F1: SCFF Management, LLC ("SCFF Management") is the sole general partner of Sequoia Capital Franchise Fund and Sequoia Capital Franchise Partners. The reporting person is a managing member of SCFF Management and disclaims beneficial ownership of these securities except to the extent of his pecuniary interest therein, and the inclusion of these securities in this report shall not be deemed an admission of beneficial ownership of all of the reported securities for purposes of Section 16 or for any other purposes.

F2: SC IX.I Management, LLC ("SC IX.I Management") is the sole general partner of Sequoia Capital IX and Sequoia Capital Entreprenuers Annex Fund. The reporting person is a managing member of SC IX.I Management and disclaims beneficial ownership of these securities except to the extent of his pecuniary interest therein, and the inclusion of these securities in this report shall not be deemed an admission of beneficial ownership of all of the reported securities for purposes of Section 16 or for any other purposes.

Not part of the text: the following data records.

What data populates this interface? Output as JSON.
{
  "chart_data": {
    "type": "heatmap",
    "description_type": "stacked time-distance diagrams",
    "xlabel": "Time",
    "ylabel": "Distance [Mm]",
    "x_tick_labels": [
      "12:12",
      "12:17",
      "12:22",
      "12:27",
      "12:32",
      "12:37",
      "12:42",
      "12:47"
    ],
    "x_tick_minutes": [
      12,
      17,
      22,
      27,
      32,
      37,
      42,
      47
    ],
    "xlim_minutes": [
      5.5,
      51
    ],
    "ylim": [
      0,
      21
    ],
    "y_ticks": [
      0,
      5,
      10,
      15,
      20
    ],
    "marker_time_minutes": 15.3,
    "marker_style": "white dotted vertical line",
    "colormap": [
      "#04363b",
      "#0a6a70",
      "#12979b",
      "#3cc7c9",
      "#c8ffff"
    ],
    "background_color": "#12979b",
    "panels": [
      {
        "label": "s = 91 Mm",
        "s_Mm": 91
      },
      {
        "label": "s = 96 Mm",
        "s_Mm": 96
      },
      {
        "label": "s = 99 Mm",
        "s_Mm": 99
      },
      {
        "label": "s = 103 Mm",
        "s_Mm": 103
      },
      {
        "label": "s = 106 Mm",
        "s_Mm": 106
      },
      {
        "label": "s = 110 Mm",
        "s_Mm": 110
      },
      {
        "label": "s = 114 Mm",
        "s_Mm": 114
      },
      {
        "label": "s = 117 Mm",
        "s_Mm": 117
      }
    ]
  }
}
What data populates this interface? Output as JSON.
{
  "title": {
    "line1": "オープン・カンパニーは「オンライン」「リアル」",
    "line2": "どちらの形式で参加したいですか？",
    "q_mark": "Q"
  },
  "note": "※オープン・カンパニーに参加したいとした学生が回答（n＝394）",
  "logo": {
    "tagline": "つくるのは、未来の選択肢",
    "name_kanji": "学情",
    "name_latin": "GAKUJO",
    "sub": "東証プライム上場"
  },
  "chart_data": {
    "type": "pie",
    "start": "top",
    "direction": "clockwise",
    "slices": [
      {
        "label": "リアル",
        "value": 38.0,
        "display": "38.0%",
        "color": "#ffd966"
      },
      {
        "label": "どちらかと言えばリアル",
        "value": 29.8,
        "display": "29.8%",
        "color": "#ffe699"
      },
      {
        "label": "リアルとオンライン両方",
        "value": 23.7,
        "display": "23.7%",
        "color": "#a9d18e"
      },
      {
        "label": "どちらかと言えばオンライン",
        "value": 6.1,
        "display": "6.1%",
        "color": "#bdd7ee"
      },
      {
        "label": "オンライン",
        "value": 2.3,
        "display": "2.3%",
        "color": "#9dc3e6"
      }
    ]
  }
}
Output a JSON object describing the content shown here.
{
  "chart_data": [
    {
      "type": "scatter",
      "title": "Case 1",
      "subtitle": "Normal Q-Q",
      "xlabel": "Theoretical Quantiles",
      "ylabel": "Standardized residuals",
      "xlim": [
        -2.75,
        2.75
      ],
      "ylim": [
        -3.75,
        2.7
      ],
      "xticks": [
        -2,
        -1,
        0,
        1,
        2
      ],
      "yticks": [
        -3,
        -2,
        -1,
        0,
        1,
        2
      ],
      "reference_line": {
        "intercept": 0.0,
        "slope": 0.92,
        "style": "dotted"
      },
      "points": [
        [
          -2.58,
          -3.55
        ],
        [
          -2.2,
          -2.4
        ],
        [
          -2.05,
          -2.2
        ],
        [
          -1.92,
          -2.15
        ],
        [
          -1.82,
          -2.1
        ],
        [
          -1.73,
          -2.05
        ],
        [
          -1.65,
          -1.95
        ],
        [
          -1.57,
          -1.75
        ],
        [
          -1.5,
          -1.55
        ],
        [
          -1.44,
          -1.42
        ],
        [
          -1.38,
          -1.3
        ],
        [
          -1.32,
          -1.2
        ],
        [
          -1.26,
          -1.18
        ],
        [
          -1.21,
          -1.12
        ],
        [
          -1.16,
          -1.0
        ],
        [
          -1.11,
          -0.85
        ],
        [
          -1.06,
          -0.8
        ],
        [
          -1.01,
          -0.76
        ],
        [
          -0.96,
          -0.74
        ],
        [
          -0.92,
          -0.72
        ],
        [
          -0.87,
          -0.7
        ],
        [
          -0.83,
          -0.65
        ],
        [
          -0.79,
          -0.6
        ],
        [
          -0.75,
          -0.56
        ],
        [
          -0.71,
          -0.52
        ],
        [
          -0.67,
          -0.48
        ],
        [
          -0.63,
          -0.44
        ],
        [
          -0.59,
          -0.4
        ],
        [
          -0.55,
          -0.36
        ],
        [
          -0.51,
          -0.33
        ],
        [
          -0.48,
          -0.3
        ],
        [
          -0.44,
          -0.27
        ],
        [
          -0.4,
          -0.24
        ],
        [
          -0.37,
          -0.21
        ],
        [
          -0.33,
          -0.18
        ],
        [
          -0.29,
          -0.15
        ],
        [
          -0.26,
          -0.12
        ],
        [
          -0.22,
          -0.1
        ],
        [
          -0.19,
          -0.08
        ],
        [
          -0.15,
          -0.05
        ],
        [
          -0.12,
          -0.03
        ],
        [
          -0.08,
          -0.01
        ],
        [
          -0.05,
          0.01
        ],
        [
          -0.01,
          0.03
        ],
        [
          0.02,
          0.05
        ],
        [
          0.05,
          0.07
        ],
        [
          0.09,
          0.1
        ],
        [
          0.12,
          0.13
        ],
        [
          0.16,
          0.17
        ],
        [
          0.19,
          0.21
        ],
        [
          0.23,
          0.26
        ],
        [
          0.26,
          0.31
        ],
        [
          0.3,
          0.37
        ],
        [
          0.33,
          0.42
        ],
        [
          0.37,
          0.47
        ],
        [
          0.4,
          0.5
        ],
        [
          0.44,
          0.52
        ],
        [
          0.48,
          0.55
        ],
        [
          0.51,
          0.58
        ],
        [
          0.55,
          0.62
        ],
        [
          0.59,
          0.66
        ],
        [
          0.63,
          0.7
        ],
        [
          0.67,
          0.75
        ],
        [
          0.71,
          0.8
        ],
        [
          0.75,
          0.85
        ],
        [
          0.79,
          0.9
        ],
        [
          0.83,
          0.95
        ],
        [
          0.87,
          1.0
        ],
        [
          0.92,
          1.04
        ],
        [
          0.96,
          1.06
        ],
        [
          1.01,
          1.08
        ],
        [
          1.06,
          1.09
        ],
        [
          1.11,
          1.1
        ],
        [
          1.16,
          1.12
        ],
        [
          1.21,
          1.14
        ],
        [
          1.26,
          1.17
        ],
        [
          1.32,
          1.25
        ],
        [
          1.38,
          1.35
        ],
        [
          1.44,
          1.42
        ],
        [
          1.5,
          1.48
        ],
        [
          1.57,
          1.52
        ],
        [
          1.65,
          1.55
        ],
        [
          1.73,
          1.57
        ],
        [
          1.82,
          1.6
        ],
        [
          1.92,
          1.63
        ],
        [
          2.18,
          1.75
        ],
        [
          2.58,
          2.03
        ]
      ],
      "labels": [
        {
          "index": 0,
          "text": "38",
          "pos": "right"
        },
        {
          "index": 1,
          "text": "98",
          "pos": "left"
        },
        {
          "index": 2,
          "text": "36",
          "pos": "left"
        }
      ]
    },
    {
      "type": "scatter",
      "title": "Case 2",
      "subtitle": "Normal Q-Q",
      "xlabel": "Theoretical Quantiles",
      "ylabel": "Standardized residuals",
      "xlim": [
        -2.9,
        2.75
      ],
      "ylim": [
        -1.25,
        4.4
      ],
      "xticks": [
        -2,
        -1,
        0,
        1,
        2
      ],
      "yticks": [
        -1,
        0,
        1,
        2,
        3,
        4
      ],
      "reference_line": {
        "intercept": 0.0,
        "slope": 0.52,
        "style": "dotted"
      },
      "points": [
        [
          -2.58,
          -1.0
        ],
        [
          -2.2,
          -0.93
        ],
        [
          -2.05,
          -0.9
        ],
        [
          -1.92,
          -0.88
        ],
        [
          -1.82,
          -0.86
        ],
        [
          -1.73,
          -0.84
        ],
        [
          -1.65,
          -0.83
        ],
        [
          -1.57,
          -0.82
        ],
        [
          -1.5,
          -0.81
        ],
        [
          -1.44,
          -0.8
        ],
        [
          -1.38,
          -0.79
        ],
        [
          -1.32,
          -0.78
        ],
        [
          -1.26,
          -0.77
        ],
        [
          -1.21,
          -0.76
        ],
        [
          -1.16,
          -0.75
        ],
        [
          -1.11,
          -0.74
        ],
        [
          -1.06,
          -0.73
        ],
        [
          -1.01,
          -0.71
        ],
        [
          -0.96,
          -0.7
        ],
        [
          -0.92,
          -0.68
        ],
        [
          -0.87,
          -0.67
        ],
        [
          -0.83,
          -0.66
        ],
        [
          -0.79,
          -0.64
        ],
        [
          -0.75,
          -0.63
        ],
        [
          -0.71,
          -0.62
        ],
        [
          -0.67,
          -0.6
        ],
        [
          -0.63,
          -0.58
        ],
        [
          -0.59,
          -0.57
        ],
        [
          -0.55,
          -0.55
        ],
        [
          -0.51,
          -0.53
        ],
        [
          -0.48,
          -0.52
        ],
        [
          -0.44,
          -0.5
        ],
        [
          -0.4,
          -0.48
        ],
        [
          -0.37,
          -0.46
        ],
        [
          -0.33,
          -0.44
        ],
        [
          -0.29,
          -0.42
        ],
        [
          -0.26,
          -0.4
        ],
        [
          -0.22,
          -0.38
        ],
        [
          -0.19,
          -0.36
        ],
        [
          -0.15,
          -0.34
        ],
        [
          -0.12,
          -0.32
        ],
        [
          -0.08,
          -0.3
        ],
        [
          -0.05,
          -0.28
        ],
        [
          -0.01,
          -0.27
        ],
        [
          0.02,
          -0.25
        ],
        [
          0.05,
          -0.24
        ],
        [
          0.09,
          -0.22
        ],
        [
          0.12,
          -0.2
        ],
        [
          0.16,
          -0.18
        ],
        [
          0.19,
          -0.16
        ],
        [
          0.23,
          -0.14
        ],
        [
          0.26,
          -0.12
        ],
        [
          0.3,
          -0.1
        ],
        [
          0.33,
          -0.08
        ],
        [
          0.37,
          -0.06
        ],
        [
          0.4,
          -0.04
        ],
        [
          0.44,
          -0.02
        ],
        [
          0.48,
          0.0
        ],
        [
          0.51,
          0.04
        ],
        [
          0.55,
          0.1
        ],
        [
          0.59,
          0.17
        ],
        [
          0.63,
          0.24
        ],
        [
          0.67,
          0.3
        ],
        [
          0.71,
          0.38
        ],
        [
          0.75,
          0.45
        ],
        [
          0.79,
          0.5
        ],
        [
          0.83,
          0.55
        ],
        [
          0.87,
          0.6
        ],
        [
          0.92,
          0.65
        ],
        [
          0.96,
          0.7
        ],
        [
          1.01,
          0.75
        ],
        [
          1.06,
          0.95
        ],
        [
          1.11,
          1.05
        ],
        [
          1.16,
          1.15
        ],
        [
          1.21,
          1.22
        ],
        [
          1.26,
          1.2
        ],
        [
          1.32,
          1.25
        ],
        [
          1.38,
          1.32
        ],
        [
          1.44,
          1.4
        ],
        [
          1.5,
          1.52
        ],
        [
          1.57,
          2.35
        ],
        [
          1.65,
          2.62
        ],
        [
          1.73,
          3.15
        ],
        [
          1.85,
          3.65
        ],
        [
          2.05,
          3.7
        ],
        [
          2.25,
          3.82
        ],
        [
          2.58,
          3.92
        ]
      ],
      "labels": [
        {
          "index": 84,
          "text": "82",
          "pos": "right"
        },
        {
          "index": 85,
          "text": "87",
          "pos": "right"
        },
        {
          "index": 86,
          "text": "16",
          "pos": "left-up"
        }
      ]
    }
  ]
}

F3: SCGF IV Management, L.P. ("SCGF IV Management") is the mid-tier general partner and SCGF GenPar, Ltd. ("SCGF GenPar") is the top-tier general partner of Sequoia Capital US Growth Fund IV, L.P. and Sequoia Capital USGF Principals Fund IV, L.P. The reporting person is a Class A Limited Partner of SCGF IV Management and a managing director of SCGF GenPar and disclaims beneficial ownership of these securities except to the extent of his pecuniary interest therein, and the inclusion of these securities in this report shall not be deemed an admission of beneficial ownership of all of the reported securities for purposes of Section 16 or for any other purposes.

F4: The convertible preferred stock converted into the issuer's Class B Common Stock on a 1-for-1 basis on the closing of the issuer's initial public offering and had no expiration date.

F5: The Class B Common Stock is convertible at the holder's option into the issuer's Class A Common Stock on a 1-for-1 basis and has no expiration date.